Production Readiness Checklist

Before deploying async features to production:

🔍 Monitoring & Error Tracking:

  • Exception tracker configured (Sentry/Honeybadger/Bugsnag)
  • Job queue depth monitoring alerts
  • Redis memory usage monitoring
  • Action Cable connection count monitoring

⚡ Performance & Reliability:

  • Timeouts on all external API calls (30-60 seconds)
  • Job-level timeouts configured (2-5 minutes)
  • Queue priorities configured for critical jobs
  • Job uniqueness implemented for expensive operations
  • Separate Redis instances for jobs vs Action Cable

🛡️ Data Safety:

  • Jobs pass IDs, not ActiveRecord objects
  • Idempotency guards in place for all jobs
  • Database atomic operations for state transitions
  • Graceful handling of deleted records

🔧 Configuration:

  • Sidekiq configuration optimized (sidekiq.yml)
  • Action Cable Redis adapter configured (cable.yml)
  • Redis eviction policies set correctly
  • Environment-specific Redis URLs configured

📊 Logging & Debugging:

  • Structured logging in all jobs
  • Action Cable verbose logging toggleable
  • Job backend web UI accessible in production
  • Browser DevTools WebSocket inspection documented

Quick Reference: Debugging Flowchart

Job not working? 🔍
├─ Check exception tracker → Found error? → Fix and deploy
├─ Check job UI (Retries/Dead tabs) → Found job? → Investigate error
├─ Check logs → Found "Starting"?
│  ├─ Yes → Job is stuck (add timeouts)
│  └─ No → Job never enqueued (check controller)
└─ UI not updating?
   ├─ DevTools → WebSocket → Check connection
   └─ Server logs → Check for "transmitting"

Key Takeaways

Debugging asynchronous systems requires a systematic approach.

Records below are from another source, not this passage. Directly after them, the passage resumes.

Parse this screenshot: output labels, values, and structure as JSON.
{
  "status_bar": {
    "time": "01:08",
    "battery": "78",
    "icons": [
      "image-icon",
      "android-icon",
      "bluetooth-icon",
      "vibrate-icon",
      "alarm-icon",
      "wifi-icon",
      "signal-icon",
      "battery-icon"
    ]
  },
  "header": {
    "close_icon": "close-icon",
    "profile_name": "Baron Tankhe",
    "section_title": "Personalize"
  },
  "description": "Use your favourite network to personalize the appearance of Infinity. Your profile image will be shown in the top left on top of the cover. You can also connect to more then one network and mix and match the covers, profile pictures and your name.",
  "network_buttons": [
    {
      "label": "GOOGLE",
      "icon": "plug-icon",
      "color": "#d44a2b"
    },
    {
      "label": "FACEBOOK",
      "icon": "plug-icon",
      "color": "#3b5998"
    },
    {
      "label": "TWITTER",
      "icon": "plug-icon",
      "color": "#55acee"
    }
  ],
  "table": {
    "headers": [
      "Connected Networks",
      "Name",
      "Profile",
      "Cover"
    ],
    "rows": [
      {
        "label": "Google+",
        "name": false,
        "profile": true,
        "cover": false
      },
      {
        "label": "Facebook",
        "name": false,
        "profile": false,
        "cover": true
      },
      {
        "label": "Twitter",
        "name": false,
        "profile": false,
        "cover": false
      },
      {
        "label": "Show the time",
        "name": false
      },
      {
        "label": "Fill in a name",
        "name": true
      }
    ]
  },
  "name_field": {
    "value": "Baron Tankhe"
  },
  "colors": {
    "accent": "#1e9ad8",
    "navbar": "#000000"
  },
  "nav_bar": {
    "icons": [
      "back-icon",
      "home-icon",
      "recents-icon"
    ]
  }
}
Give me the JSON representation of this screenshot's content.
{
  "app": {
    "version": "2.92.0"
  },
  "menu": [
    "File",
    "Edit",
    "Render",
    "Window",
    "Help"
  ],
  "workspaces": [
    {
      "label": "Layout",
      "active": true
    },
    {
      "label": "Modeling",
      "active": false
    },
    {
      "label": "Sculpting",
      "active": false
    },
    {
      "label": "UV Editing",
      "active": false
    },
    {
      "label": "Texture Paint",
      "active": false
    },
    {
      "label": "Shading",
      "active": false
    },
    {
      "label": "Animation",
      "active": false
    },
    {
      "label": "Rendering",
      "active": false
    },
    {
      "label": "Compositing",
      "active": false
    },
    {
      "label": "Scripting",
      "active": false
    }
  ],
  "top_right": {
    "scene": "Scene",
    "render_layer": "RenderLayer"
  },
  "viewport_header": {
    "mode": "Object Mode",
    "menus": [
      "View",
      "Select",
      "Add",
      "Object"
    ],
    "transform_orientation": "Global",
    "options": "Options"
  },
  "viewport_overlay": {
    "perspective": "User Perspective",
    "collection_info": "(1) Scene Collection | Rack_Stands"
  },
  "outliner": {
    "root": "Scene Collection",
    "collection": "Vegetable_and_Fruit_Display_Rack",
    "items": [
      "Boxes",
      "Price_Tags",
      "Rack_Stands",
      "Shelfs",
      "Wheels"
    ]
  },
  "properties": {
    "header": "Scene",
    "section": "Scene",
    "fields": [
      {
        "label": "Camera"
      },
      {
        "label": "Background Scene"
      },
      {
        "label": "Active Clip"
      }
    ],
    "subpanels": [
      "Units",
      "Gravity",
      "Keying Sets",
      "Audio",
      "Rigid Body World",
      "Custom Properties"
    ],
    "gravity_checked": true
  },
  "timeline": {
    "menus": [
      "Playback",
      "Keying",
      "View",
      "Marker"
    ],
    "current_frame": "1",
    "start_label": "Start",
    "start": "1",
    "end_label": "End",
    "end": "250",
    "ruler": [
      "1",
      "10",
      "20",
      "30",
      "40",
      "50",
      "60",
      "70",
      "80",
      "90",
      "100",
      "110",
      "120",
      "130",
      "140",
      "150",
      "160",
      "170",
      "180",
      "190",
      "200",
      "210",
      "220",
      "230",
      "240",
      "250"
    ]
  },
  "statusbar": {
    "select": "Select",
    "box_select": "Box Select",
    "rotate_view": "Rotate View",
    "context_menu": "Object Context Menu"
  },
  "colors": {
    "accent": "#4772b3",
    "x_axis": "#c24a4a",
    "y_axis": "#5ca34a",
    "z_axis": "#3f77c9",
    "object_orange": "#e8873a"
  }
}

Your toolkit should include your exception tracker, job backend UI, browser DevTools, and structured server-side logging. By methodically checking each component—the job execution, the broadcast mechanism, and the client-side subscription—you can quickly diagnose and fix even the most hidden failures.

The most important principle: always assume things will go wrong and design your async features with comprehensive error handling, timeouts, and fallback mechanisms from the start.